Another software stock with misleading financials is Alteryx (AYX), a leader in data analytics software. Alteryx has made a transition from perpetual licenses to subscriptions, but new accounting rules give Alteryx's financial results another quirk that can mislead investors.

Until now, Alteryx has primarily been deployed on-premises, not in the cloud, with lots of service performance obligations. So under accounting standard ASC 606, Alteryx has to recognize 35%-40% of a contract up front, with the rest coming ratably over time.

One can see how, as the company gets larger, that will start affecting revenue, as more and more contracts transition to the ratable portion of the contract. When that happens, revenue can decelerate or even decrease, just because of that accounting quirk. Furthermore, Alteryx has been moving more customers to shorter-duration but less discounted terms. A one-year contract will recognize much less revenue up front than a three-year contract, even if the annualized revenue is higher for the one-year contract.

These factors conspired to cause Alteryx's revenue to dip last year, but the company is now making its way through the transition, with revenue up 25% last quarter. More importantly, annual recurring revenue was up an even greater 27%, and management projects ARR to accelerate in the back half of the year.

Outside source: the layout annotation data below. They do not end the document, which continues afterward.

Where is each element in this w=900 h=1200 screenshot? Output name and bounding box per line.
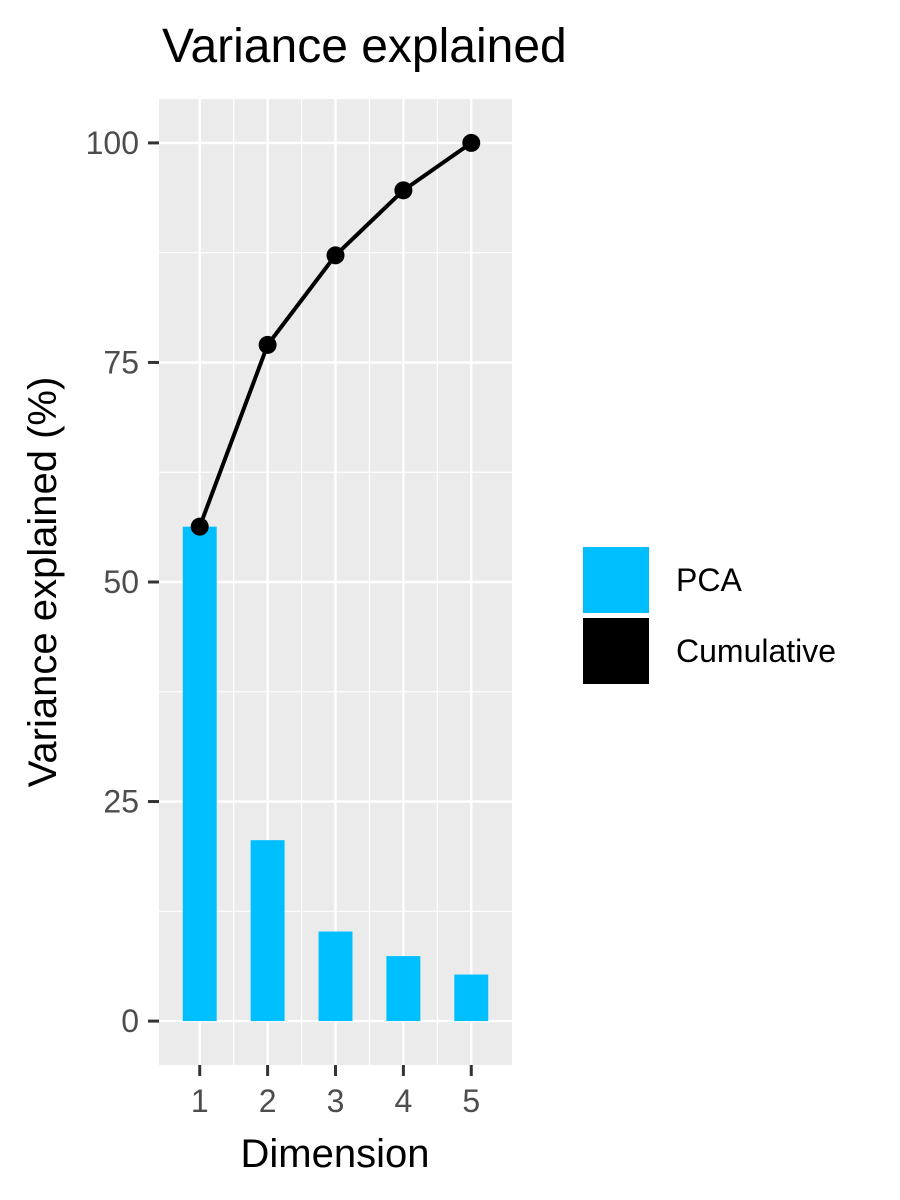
y-tick-label: 0 [121, 1003, 139, 1039]
bars [182, 526, 489, 1022]
x-tick-label: 3 [327, 1083, 345, 1119]
legend-label-pca: PCA [676, 562, 742, 598]
y-tick-label: 75 [103, 344, 139, 380]
y-axis-title: Variance explained (%) [21, 377, 65, 788]
y-tick-label: 50 [103, 564, 139, 600]
bar-pca-2 [250, 840, 285, 1022]
cumulative-point-1 [190, 517, 209, 536]
y-tick-label: 25 [103, 784, 139, 820]
legend: PCA Cumulative [581, 545, 836, 686]
legend-key-pca [581, 545, 651, 615]
legend-label-cumulative: Cumulative [676, 633, 836, 669]
x-axis: 1 2 3 4 5 [191, 1065, 480, 1119]
x-tick-label: 1 [191, 1083, 209, 1119]
x-tick-label: 5 [462, 1083, 480, 1119]
bar-pca-1 [182, 526, 217, 1022]
cumulative-point-5 [462, 133, 481, 152]
x-tick-label: 2 [259, 1083, 277, 1119]
cumulative-point-4 [394, 181, 413, 200]
cumulative-point-3 [326, 246, 345, 265]
y-tick-label: 100 [86, 125, 139, 161]
bar-pca-3 [318, 931, 353, 1022]
legend-key-cumulative [581, 616, 651, 686]
x-tick-label: 4 [394, 1083, 412, 1119]
y-axis: 0 25 50 75 100 [86, 125, 159, 1039]
bar-pca-5 [454, 974, 489, 1022]
bar-pca-4 [386, 956, 421, 1022]
chart-title: Variance explained [162, 20, 567, 73]
x-axis-title: Dimension [241, 1132, 430, 1176]
cumulative-point-2 [258, 335, 277, 354]
cumulative-line-layer [190, 133, 481, 536]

Yet Alteryx's stock dipped after its recent earnings report, as it lowered its revenue guidance for the year. However, that was basically entirely due to its salesforce's focus on going after shorter-duration deals, which actually have a higher annual contract value than longer-term but more-discounted deals. Notably, management didn't change its outlook for ARR, which is much more important in light of Alteryx's strange accounting.

Alteryx is also working to transition its offerings from on-premises to the cloud, so there is some uncertainty around that transition as well. Yet the stock is so far below its highs, it's probably incorporating difficulties into the price. In fact, Alteryx trades at more than 50% below its all-time high set back in the summer of 2020, and the stock goes for just 7.7 times this year's projected annual recurring revenue.

Data analytics software is a long-term growth industry, and Alteryx has a strong net retention rate of 120%. Given its discounted stock, it's another bargain-priced software stock with a positive future to be had in the market today.